Shoulder arthroscopy is a surgical procedure to treat many conditions in and around the shoulder while remaining minimally invasive. The conditions often treated with this procedure include labral injuries, cartilage injuries, instability, rotator cuff tears, bursitis, acromial clavicular joint arthritis and cartilage lesions. This is often performed as an outpatient procedure but if it is extensive, it may involve an overnight stay. Most patients undergo a general anesthetic but will also get a nerve block for post-operative pain control. No surgical procedure is without risk, but they are rare in these cases.

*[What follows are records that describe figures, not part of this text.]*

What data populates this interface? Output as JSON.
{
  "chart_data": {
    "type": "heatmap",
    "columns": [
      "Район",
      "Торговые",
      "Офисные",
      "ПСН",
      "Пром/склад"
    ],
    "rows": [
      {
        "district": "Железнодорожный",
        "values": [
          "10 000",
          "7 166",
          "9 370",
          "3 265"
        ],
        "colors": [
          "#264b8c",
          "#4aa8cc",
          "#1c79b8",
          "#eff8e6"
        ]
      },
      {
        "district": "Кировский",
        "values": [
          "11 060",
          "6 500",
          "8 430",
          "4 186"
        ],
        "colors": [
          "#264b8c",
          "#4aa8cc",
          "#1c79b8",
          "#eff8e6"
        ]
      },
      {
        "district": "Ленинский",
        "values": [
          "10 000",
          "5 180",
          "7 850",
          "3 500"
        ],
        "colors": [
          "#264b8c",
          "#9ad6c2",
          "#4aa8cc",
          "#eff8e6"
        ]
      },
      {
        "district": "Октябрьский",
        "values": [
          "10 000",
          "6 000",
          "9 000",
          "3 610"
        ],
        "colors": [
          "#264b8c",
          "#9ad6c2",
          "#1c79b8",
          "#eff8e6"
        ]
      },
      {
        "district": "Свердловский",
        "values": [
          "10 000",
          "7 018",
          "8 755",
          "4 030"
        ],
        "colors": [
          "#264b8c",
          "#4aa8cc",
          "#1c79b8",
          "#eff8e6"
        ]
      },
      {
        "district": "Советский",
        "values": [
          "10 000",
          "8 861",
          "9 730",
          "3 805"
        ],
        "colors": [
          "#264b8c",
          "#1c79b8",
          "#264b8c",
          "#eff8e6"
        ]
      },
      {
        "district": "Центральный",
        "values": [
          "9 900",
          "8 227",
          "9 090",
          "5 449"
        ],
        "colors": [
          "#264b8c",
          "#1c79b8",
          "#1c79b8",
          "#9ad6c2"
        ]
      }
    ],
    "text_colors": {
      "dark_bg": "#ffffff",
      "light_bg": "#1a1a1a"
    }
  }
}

The glenoid labrum is a soft tissue ring that surrounds the glenoid or the “socket” in the shoulder. This acts to deepen the socket and resist dislocation. This structure can be injured traumatically or through repetitive activities. Not all labral tears need to be repaired, but when they cause significant pain or instability the patient may elect to have this repaired. This injury is often diagnosed clinically with a physical exam and history as well as special studies like an MRI arthrogram. When the patient elects to have surgery, this is most often done with an arthroscopy of the shoulder and is performed as an outpatient procedure. The patient will need physical therapy after the surgery to regain full function and obtain the best result possible.
Rotator cuff repair
The rotator cuff is a group of four muscles that act to move and stabilize the shoulder. The rotator cuff is made up of the supraspinatous, infraspinatous, subscapulairs and teres minor. This muscle group can become irritated and result in a tendinopathy, which causes pain and some mild decrease in function. This rarely requires surgical treatment and often improves with conservative treatments. The tendons can be injured and result in an actual tear, which can cause more pain and disability. Not all tears require surgical treatment and must be evaluated on a case-by-case basis. When these injuries require surgical treatment, they can be fixed in a variety of methods, including arthroscopy and open surgical repairs. Patients will also require physical therapy, and most do very well. Just like any surgical procedure there are risks, but again most are rare and would be discussed in clinic.
Knee arthroscopy is a surgical procedure that allows for the treatment of many disorders of the knee. This allows for the minimally invasive treatment of meniscus tears and cartilage lesions. It can also assist in the care of synovial lesions, patella-femoral disorders and ligament reconstruction. Whether done alone or in combination with a more extensive procedure, this is often an outpatient procedure and usually provides for excellent results.
The anterior cruciate ligament (ACL) is a ligament within the knee that provides stability to the knee. This is a strong structure that resists anterior to posterior translation and pivot within the knee. This ligament can be hurt through a direct contact or through an indirect mechanism like twisting. Different factors can increase the risk of injury, and these can be minimized using appropriate neuromuscular training. Unfortunately, when the ligament is torn, it does not “repair itself.” Although this injury may not require surgery, many patients and surgeons elect to reconstruct this. A variety of techniques and graft choices are available for reconstruction, and these are chosen on an individual patient basis. This surgery is typically performed with the assistance of an arthroscopy and can use autograft (tissue harvested from the patient) or allograft (tissue harvested from a cadaver.) Rehabilitation is very important to the outcome and is often started within the first week after surgery.
The meniscus is a fibrocartilagenous structure within the knee that aids in the distribution of weight and shock absorption. Each knee contains two menisci, one on the medial (or inside of the knee) and one on the lateral (or outside of the knee). When injured, the meniscus can cause pain or mechanical symptoms like “locking” or “catching.” These injuries do not always require surgery. If a surgical procedure is performed, the torn meniscus is “repaired” or it is debrided (removed). Depending on the surgical procedure, the post-operative rehab can vary greatly. The surgery is performed arthroscopically and is usually an outpatient procedure.